Doll Corinne M, Moughan Jennifer, Klimowicz Alexander, Ho Clement K, Kornaga Elizabeth N, Lees-Miller Susan P, Ajani Jaffer A, Crane Christopher H, Kachnic Lisa A, Okawara Gordon S, Berk Lawrence B, Roof Kevin S, Becker Mark J, Grisell David L, Ellis Robert J, Sperduto Paul W, Marsa Gerald W, Guha Chandan, Magliocco Anthony M
Tom Baker Cancer Centre, Calgary, Alberta, Canada.
NRG Oncology Statistics and Data Management Center, Philadelphia, Pennsylvania.
Int J Radiat Oncol Biol Phys. 2017 Mar 1;97(3):554-562. doi: 10.1016/j.ijrobp.2016.11.021. Epub 2016 Nov 23.
To measure co-expression of EGFR and Ki67 proteins in pretreatment tumor biopsies of anal cancer patients enrolled on NRG Oncology RTOG 9811, a phase III trial comparing 5-fluorouracil/mitomycin-C/radiation therapy (Arm A) versus 5-fluorouracil/cisplatin/radiation therapy (Arm B), and to correlate expression with clinical outcome.
EGFR and Ki67 co-expression was measured after constructing a tissue microarray using fluorescence immunohistochemistry and automated quantitative image analysis.
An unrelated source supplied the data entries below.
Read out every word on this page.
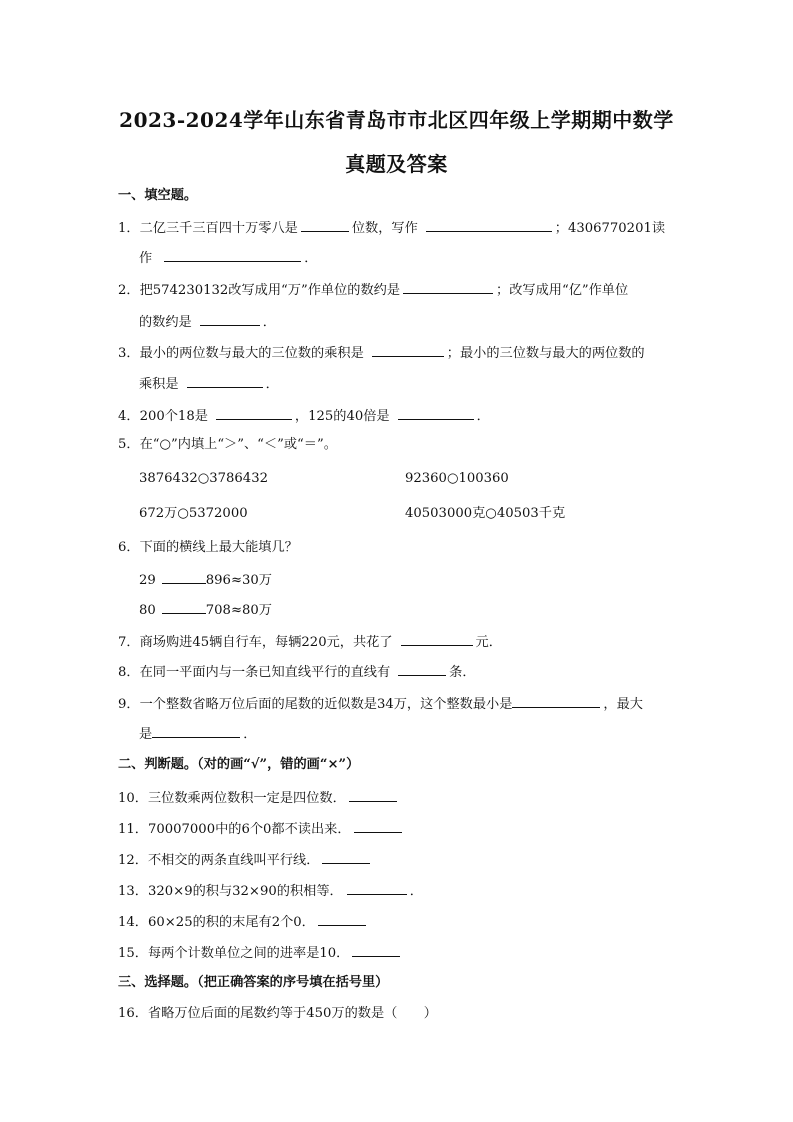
2023-2024学年山东省青岛市市北区四年级上学期期中数学
真题及答案
一、填空题。
1．二亿三千三百四十万零八是	位数，写作	；4306770201读
作	．
2．把574230132改写成用“万”作单位的数约是	；改写成用“亿”作单位
的数约是	．
3．最小的两位数与最大的三位数的乘积是	；最小的三位数与最大的两位数的
乘积是	．
4．200个18是	，125的40倍是	．
5．在“○”内填上“＞”、“＜”或“＝”。
3876432○3786432	92360○100360
672万○5372000	40503000克○40503千克
6．下面的横线上最大能填几？
29	896≈30万
80	708≈80万
7．商场购进45辆自行车，每辆220元，共花了	元．
8．在同一平面内与一条已知直线平行的直线有	条．
9．一个整数省略万位后面的尾数的近似数是34万，这个整数最小是	，最大
是	．
二、判断题。（对的画“√”，错的画“×”）
10．三位数乘两位数积一定是四位数．
11．70007000中的6个0都不读出来．
12．不相交的两条直线叫平行线．
13．320×9的积与32×90的积相等．	．
14．60×25的积的末尾有2个0．
15．每两个计数单位之间的进率是10．
三、选择题。（把正确答案的序号填在括号里）
16．省略万位后面的尾数约等于450万的数是（　　）
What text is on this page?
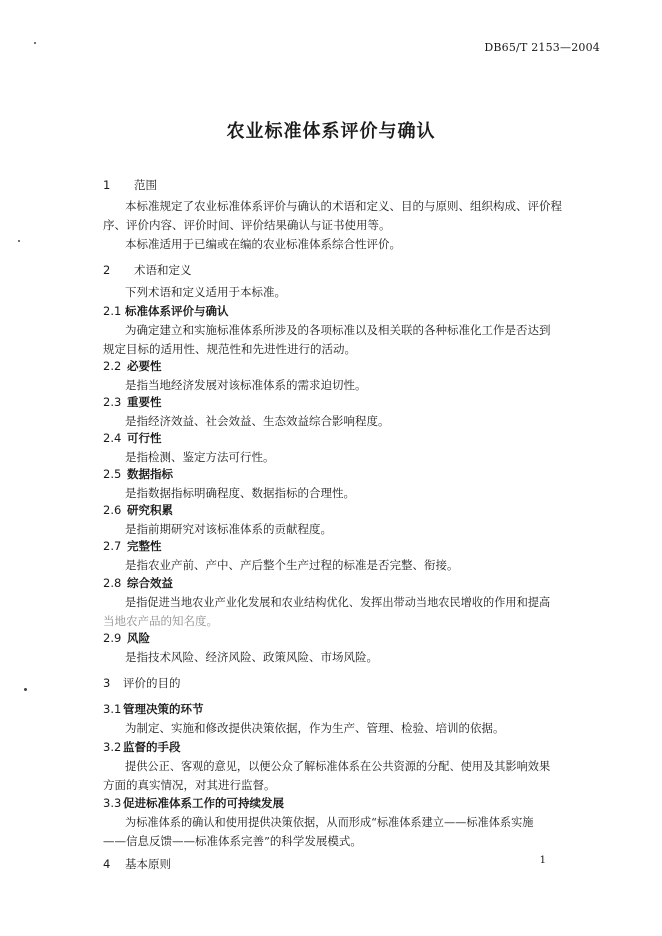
DB65/T 2153—2004
农业标准体系评价与确认
1 范围
本标准规定了农业标准体系评价与确认的术语和定义、目的与原则、组织构成、评价程
序、评价内容、评价时间、评价结果确认与证书使用等。
本标准适用于已编或在编的农业标准体系综合性评价。
2 术语和定义
下列术语和定义适用于本标准。
2.1 标准体系评价与确认
为确定建立和实施标准体系所涉及的各项标准以及相关联的各种标准化工作是否达到
规定目标的适用性、规范性和先进性进行的活动。
2.2 必要性
是指当地经济发展对该标准体系的需求迫切性。
2.3 重要性
是指经济效益、社会效益、生态效益综合影响程度。
2.4 可行性
是指检测、鉴定方法可行性。
2.5 数据指标
是指数据指标明确程度、数据指标的合理性。
2.6 研究积累
是指前期研究对该标准体系的贡献程度。
2.7 完整性
是指农业产前、产中、产后整个生产过程的标准是否完整、衔接。
2.8 综合效益
是指促进当地农业产业化发展和农业结构优化、发挥出带动当地农民增收的作用和提高
当地农产品的知名度。
2.9 风险
是指技术风险、经济风险、政策风险、市场风险。
3 评价的目的
3.1 管理决策的环节
为制定、实施和修改提供决策依据，作为生产、管理、检验、培训的依据。
3.2 监督的手段
提供公正、客观的意见，以便公众了解标准体系在公共资源的分配、使用及其影响效果
方面的真实情况，对其进行监督。
3.3 促进标准体系工作的可持续发展
为标准体系的确认和使用提供决策依据，从而形成“标准体系建立——标准体系实施
——信息反馈——标准体系完善”的科学发展模式。
4 基本原则	1
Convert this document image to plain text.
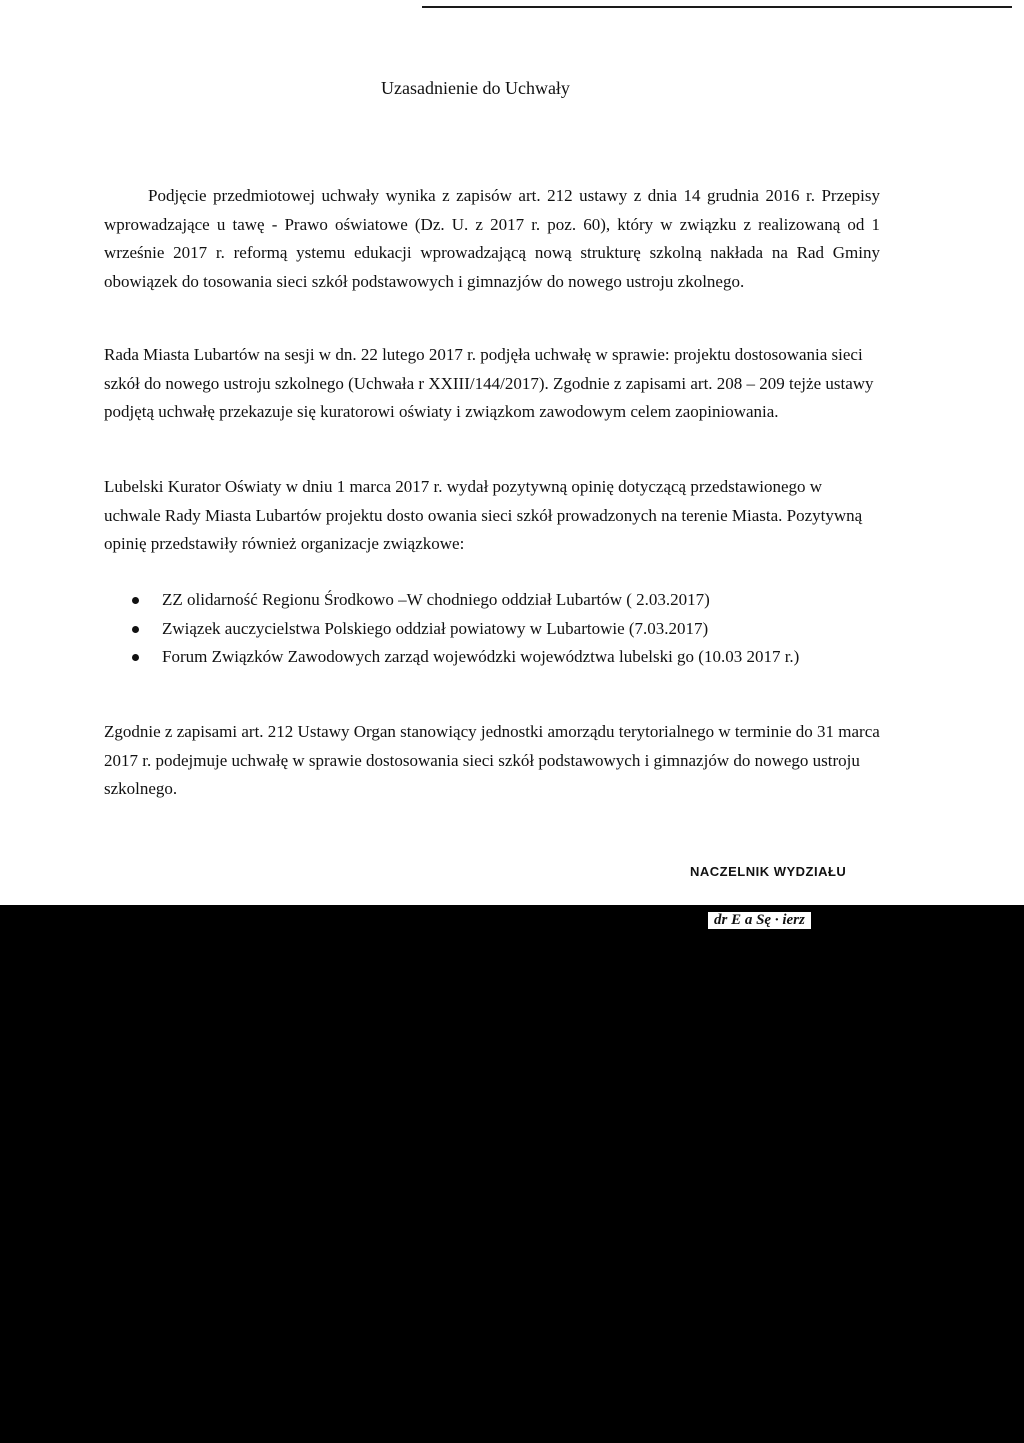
Uzasadnienie do Uchwały

Podjęcie przedmiotowej uchwały wynika z zapisów art. 212 ustawy z dnia 14 grudnia 2016 r. Przepisy wprowadzające u tawę - Prawo oświatowe (Dz. U. z 2017 r. poz. 60), który w związku z realizowaną od 1 wrześnie 2017 r. reformą ystemu edukacji wprowadzającą nową strukturę szkolną nakłada na Rad Gminy obowiązek do tosowania sieci szkół podstawowych i gimnazjów do nowego ustroju zkolnego.

Rada Miasta Lubartów na sesji w dn. 22 lutego 2017 r. podjęła uchwałę w sprawie: projektu dostosowania sieci szkół do nowego ustroju szkolnego (Uchwała r XXIII/144/2017). Zgodnie z zapisami art. 208 – 209 tejże ustawy podjętą uchwałę przekazuje się kuratorowi oświaty i związkom zawodowym celem zaopiniowania.

Lubelski Kurator Oświaty w dniu 1 marca 2017 r. wydał pozytywną opinię dotyczącą przedstawionego w uchwale Rady Miasta Lubartów projektu dosto owania sieci szkół prowadzonych na terenie Miasta. Pozytywną opinię przedstawiły również organizacje związkowe:

ZZ olidarność Regionu Środkowo –W chodniego oddział Lubartów ( 2.03.2017)
Związek auczycielstwa Polskiego oddział powiatowy w Lubartowie (7.03.2017)
Forum Związków Zawodowych zarząd wojewódzki województwa lubelski go (10.03 2017 r.)

Zgodnie z zapisami art. 212 Ustawy Organ stanowiący jednostki amorządu terytorialnego w terminie do 31 marca 2017 r. podejmuje uchwałę w sprawie dostosowania sieci szkół podstawowych i gimnazjów do nowego ustroju szkolnego.

NACZELNIK WYDZIAŁU
dr E a Sę · ierz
The Ki67 score within EGFR high versus low areas (Ki67ratio in EGFR) in each tumor core was analyzed at the median, quartiles, and as a continuous variable. Associations between the tumor markers and clinical endpoints (overall and disease-free survival, locoregional and colostomy failure, and distant metastases) were explored.
A total of 282 pretreatment tumors were analyzed from NRG Oncology RTOG 9811. Of evaluated specimens, 183 (65%, n=89, Arm A; n=94, Arm B) were eligible and analyzable. There were no significant differences in baseline characteristics or outcomes between analyzable and unanalyzable patient cases. Median follow-up was 6.0 years. On multivariate analysis, after adjusting for gender, patients with Ki67ratio in EGFR ≥median had worse overall survival (hazard ratio 2.41, 95% confidence interval 1.38-4.19, P=.0019). After adjusting for N stage and largest tumor dimension, patients with Ki67ratio in EGFR ≥ median had a higher risk of a disease-free failure (hazard ratio 1.85, 95% confidence interval 1.18-2.92, P=.0078). Technical validation with an independent anal cancer patient cohort was performed and shows a very similar biomarker score distribution.
High Ki67ratio in EGFR is associated with worse clinical outcome in this subset of patients with anal cancer treated with chemoradiation on NRG Oncology RTOG 9811. Evaluation within a clinical trial will be required to determine whether patients with these tumor characteristics may specifically benefit from an EGFR-targeted therapeutic agent.
在参与NRG肿瘤学RTOG 9811的肛门癌患者治疗前肿瘤活检中测量表皮生长因子受体(EGFR)和Ki67蛋白的共表达情况。NRG肿瘤学RTOG 9811是一项III期试验,比较5-氟尿嘧啶/丝裂霉素-C/放射治疗(A组)与5-氟尿嘧啶/顺铂/放射治疗(B组),并将表达情况与临床结果相关联。
使用荧光免疫组织化学和自动定量图像分析构建组织微阵列后,测量EGFR和Ki67的共表达情况。分析每个肿瘤核心中EGFR高表达区域与低表达区域内的Ki67评分(EGFR中的Ki67比率)的中位数、四分位数,并将其作为连续变量进行分析。探讨肿瘤标志物与临床终点(总生存期和无病生存期、局部区域和结肠造口失败以及远处转移)之间的关联。
共分析了来自NRG肿瘤学RTOG 9811的282例治疗前肿瘤。在评估的标本中,183例(65%,A组89例;B组94例)符合条件且可进行分析。可分析和不可分析的患者病例在基线特征或结果方面无显著差异。中位随访时间为6.0年。多因素分析显示,在调整性别后,EGFR中Ki67比率≥中位数的患者总生存期较差(风险比2.41,95%置信区间1.38 - 4.19,P = 0.0019)。在调整N分期和最大肿瘤尺寸后,EGFR中Ki67比率≥中位数的患者无病失败风险较高(风险比1.85,95%置信区间1.18 - 2.92,P = 0.0078)。对一个独立的肛门癌患者队列进行了技术验证,结果显示生物标志物评分分布非常相似。
在NRG肿瘤学RTOG 9811接受放化疗的这部分肛门癌患者中,EGFR中高Ki67比率与较差的临床结果相关。需要在临床试验中进行评估,以确定具有这些肿瘤特征的患者是否可能特别受益于EGFR靶向治疗药物。